Лейтенант назначен помощником фон Бенкендорфа, но майор знает, что Гребер приставлен не столько для помощи, сколько для того, чтобы следить за ним и докладывать о его мыслях и мероприятиях. Это сделано не потому, что Бенкендорфу не доверяют, вернее, не потому, что доверяют меньше, чем другим, но оттого, что такова система слежки в немецкой армии, избежать которую не в силах никто, начиная от ефрейтора и кончая генералом. Только за фюрером никто не следит! Впрочем, фон Бенкендорф даже и в этом не уверен…
Он действительно родился и до пятнадцатилетнего возраста жил в России и сейчас испытывал некоторое волнение, подъезжая по грязной дороге к Любимову.
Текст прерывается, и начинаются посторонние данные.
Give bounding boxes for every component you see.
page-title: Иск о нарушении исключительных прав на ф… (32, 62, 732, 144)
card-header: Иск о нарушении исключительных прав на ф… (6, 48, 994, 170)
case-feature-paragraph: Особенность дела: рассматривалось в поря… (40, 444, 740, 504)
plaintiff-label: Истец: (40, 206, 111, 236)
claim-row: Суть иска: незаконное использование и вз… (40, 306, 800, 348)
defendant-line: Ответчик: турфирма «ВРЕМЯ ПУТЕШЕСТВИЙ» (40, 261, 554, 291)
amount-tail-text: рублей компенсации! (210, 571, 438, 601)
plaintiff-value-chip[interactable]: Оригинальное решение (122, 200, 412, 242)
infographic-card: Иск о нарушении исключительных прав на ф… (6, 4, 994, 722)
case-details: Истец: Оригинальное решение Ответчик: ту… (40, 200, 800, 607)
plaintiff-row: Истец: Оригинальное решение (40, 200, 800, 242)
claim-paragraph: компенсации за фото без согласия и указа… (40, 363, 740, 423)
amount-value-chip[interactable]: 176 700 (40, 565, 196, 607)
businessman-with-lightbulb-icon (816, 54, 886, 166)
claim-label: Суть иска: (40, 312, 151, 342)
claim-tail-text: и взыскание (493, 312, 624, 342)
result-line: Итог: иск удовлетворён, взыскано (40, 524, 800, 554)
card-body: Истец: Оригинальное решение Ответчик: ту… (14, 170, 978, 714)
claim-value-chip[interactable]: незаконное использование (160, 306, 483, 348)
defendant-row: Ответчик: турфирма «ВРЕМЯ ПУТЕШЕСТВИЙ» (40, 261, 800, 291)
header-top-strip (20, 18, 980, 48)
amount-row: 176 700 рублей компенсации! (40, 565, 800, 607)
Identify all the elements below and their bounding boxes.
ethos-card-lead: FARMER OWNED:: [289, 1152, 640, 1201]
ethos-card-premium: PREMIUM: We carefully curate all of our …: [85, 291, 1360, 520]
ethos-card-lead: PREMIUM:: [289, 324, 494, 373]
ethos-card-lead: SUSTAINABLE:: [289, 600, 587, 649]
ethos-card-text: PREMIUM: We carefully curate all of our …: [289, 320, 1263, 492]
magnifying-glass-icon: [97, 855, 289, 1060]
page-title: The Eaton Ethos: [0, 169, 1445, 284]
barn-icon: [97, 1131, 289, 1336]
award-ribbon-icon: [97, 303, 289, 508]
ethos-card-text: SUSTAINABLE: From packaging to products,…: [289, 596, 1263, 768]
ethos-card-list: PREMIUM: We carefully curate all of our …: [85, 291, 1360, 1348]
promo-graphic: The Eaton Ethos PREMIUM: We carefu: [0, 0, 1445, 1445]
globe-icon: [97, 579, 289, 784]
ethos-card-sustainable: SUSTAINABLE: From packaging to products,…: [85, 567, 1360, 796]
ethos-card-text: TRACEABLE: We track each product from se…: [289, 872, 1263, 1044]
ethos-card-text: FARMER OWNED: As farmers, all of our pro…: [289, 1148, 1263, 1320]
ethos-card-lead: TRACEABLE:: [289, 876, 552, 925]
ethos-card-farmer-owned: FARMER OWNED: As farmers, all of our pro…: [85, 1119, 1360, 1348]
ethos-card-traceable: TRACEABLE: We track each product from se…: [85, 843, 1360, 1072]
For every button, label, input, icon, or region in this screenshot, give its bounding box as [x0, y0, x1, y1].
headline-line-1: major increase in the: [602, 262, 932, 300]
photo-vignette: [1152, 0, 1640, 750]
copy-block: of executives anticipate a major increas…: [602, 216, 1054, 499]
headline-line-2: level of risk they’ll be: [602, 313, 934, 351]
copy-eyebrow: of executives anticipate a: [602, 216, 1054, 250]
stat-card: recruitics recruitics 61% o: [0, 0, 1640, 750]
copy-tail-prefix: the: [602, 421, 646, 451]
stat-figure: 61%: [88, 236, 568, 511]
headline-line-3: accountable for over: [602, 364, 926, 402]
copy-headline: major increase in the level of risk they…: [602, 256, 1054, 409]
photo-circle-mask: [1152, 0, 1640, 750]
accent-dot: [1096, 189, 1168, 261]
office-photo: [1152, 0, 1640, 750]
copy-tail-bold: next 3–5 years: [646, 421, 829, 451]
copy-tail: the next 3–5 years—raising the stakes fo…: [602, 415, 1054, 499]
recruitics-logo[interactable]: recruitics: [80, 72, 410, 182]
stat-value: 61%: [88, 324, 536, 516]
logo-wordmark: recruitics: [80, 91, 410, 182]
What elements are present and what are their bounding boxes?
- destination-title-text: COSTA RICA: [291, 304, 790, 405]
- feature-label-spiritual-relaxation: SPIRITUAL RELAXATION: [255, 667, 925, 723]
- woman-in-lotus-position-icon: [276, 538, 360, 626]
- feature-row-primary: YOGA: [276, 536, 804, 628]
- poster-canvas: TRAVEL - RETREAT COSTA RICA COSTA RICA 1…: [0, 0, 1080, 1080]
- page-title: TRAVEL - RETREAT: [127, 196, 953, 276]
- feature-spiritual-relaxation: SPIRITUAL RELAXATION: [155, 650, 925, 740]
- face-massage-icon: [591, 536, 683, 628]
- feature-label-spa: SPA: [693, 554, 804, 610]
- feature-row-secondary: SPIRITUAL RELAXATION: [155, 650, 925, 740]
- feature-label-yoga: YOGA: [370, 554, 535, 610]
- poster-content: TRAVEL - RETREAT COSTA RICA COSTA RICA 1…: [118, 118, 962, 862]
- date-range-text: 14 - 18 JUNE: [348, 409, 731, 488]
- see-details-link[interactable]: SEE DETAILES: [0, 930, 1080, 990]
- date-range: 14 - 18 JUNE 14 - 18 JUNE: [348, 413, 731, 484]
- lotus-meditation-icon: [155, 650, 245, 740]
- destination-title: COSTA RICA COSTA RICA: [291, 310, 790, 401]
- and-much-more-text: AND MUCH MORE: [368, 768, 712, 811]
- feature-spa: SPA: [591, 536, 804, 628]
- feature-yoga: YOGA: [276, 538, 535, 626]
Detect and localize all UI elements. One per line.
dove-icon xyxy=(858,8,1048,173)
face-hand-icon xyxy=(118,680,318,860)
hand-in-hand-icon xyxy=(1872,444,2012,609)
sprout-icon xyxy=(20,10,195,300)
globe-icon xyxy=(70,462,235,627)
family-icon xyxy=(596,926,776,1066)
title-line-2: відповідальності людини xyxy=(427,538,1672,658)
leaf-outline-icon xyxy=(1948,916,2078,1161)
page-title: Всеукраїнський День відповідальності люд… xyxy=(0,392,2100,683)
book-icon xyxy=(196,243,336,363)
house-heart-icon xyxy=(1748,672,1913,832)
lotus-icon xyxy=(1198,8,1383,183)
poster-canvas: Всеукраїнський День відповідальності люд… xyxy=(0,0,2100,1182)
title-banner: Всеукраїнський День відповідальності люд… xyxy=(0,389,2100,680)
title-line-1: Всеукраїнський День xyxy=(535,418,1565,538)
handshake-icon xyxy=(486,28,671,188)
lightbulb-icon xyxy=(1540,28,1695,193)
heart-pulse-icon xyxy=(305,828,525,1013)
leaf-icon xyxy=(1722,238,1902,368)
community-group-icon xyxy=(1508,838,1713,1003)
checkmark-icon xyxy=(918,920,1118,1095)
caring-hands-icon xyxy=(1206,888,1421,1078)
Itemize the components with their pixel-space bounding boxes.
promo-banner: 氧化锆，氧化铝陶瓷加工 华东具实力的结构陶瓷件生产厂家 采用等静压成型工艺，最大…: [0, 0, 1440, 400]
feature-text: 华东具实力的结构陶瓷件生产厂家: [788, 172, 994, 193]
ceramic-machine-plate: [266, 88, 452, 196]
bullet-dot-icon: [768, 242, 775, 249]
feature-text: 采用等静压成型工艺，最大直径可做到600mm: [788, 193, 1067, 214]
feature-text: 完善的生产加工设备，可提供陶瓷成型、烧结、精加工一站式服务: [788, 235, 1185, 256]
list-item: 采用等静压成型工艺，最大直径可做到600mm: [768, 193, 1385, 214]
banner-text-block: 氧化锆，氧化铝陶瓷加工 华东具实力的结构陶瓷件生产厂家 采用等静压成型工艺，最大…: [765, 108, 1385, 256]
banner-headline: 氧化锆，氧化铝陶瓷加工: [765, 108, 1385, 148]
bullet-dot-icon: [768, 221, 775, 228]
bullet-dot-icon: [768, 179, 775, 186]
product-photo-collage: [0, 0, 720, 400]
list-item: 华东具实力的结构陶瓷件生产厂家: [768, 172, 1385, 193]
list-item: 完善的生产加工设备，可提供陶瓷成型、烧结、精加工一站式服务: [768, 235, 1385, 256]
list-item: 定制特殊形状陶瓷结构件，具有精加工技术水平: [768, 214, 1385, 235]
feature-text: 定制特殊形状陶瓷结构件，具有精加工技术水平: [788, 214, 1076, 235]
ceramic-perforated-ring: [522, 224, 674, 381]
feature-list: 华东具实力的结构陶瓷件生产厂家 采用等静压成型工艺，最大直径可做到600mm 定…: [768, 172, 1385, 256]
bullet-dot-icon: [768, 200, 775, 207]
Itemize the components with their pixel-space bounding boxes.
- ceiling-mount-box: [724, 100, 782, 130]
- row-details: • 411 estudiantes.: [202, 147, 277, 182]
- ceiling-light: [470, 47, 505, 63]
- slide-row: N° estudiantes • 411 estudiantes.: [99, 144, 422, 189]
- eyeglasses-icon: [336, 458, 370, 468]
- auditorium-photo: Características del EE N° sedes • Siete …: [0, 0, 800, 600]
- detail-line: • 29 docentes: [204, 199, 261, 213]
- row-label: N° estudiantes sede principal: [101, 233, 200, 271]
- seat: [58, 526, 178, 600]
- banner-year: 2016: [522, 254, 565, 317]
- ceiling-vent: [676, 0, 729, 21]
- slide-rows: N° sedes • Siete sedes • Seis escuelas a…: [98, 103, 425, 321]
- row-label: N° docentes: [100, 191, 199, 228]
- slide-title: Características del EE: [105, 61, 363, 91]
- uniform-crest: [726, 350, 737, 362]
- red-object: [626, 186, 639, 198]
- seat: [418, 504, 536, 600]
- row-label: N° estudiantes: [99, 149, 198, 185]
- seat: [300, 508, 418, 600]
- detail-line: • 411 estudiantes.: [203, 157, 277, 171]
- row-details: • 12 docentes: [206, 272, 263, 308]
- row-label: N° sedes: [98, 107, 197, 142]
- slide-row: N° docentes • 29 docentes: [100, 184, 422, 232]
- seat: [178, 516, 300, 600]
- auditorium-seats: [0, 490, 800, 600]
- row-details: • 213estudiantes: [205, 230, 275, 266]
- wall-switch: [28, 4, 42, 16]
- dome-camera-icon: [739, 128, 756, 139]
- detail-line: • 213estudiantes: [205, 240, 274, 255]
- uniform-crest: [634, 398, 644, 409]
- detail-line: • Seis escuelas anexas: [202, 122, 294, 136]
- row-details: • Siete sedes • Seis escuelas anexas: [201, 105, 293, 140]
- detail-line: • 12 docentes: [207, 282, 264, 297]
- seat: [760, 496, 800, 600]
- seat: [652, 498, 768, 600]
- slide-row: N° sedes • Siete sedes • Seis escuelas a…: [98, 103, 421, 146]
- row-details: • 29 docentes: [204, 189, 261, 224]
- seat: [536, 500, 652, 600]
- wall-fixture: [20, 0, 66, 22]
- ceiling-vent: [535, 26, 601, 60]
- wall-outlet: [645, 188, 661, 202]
Правда, сам он в Любимове ни разу не был, но знал, что здесь находится завод, принадлежавший покойному отцу. Сюда старик Бенкендорф, еще в бытность свою гусаром, приезжал охотиться. Здесь самому майору предстояло провести несколько месяцев, а может быть, и лет.
В кармане у Бенкендорфа лежал старинный, пожелтевший документ, заверенный берлинским нотариусом и подтверждающий, что майор действительно является наследственным владельцем любимовского завода, незаконно отторгнутого у его отца большевиками. Полковник Шейнбруннер, вызвав Бенкендорфа, предложил немедленно наладить бесперебойный ремонт поврежденной техники. "Одновременно я назначаю вас комендантом Любимова! — добавил Шейнбруннер. — Этот город, окруженный густыми лесами, имеет важное стратегическое значение, так как, по-видимому, на протяжении более или менее длительного времени будет служить перевальной базой для наших войск, следующих на фронт. Безопасность передвижения должна быть обеспечена. Надеюсь, вы сумеете пресечь деятельность партизан!"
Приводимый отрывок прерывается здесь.